Raul Alcala. A more stylish rider you will not find-

It's not just the cyclists. The industry as a whole  has taken a turn for the worse. Not too long ago, Colnago's highest end frame, the carbon C-40, sold for $2400 or thereabouts. I remember purchasing the legendary Bianchi Ti-Megatube in the perennial celeste color for two grand, frame and fork. Try that now with a high end frame. You want a high end frame from any of the major players and you're looking at a cost north of 5 grand, with many competitively priced closer to 6 thousand balls, with a complete bke easily surpassing the 10 grand mark. The smaller, hand-crafted artisans are just as bad when it comes to pricing, and you have your choice of carbon, carbon, or carbon in three sizes-small, medium, and extra medium, with a sloping top tube as an added mandatory aesthetic monstrosity. Before we had Litsespeed for titanium, Cannondale for aluminum, and Cyfac of France for custom frames in ANY material. Companies like Colnago offered different frame materials at all price points, and the paint jobs were stylish. Thankfully, they are still going strong, but they have nowhere near the market share they once had. Because of all this, amateur/club cycling has become an exclusive yuppie club for middle-aged assholes with $12,000 complete bikes, $700 dollar GPS systems, SRM watt gauges, and complimentary testosterone patches from your friendly neighborhood anti-aging clinic. And don't forget the $300 bib shorts that last half a season before the material wears out and you're left with the excruciating visage of ass crack from the rider in front of you. 

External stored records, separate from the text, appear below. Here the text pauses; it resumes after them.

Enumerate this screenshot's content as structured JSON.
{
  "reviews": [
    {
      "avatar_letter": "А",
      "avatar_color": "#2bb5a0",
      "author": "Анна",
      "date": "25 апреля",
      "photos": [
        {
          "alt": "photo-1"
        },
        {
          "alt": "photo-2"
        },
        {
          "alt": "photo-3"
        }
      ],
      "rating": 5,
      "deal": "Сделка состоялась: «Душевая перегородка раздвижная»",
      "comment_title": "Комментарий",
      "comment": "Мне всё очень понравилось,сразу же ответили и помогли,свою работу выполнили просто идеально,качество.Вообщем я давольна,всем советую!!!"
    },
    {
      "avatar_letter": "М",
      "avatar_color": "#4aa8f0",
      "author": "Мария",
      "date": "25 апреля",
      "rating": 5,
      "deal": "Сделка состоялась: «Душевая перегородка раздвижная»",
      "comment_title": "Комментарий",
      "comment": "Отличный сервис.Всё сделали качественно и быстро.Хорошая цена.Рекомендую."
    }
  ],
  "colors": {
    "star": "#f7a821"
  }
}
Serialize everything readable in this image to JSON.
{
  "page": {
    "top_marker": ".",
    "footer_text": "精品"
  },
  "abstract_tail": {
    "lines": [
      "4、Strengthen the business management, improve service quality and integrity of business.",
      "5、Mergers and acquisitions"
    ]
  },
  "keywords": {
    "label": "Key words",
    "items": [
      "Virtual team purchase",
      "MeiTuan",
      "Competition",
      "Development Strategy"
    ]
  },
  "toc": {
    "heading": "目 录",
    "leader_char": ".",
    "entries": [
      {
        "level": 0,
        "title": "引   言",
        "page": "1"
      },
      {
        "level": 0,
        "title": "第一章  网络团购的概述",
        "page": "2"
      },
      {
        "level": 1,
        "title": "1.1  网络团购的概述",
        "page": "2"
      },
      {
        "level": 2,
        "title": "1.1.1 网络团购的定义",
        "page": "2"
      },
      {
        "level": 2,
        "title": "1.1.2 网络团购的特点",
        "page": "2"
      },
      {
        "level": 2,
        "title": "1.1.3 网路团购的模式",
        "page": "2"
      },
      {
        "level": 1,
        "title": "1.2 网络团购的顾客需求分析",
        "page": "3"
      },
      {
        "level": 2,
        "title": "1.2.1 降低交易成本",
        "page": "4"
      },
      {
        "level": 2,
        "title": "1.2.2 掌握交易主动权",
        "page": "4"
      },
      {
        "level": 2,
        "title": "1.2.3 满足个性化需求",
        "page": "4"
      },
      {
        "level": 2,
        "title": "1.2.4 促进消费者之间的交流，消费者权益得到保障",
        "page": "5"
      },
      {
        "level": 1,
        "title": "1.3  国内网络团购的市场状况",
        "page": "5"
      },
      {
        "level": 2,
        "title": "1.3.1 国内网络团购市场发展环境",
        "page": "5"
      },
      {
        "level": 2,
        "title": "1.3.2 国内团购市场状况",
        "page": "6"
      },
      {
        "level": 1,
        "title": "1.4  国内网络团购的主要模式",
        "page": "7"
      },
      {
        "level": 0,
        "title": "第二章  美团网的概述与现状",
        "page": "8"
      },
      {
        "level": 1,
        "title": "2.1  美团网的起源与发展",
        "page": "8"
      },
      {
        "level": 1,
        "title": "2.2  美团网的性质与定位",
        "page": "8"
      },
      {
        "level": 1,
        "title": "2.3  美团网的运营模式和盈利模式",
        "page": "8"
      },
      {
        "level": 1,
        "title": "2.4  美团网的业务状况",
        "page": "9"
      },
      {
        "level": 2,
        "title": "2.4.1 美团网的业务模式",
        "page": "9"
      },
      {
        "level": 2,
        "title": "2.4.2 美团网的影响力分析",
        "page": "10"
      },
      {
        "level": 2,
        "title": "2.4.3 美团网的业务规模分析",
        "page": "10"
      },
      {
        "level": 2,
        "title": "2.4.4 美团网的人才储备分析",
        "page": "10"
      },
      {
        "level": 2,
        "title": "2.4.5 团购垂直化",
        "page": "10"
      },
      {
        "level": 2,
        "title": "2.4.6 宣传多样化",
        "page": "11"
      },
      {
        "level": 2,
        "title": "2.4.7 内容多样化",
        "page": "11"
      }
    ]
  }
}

There's still hope on the cycling gear front for us Sunday posers, it's just going to cost more. As for pro races, forget it. When you have a pack of 40 riders contesting the last hill in Liege-Bastogne-Liege, when 260 kilometers is not enough to weed out the field on such a demanding course, you know parity is here to stay. And I hate to say it, but the biological passport and the draconian two-year ban for first-time doping offenders are to blame. Scrap the passport and go back to a more reasonable ban system-6 months for the first offense, a year for a second, and two years for a third. The battle against doping has only lead to more sophisticated and clandestine forms of doping, and it has leveled the playing field to the point where nobodies whom no one cares about are out there winning races. And re-calibrate the racing calendar so that the World Championships are held in August instead of fucking late September. Maybe then we'll see a more competitive field, with winners coming from the cream of the crop. Make the damn race worth watching with a challenging course and a hilltop finish every single year. A sprinter should be able to climb to win the once-prestigious rainbow jersey. Can anyone tell me who last year's road racing champion was? How about the previous year? I didn't think so, and that's the problem.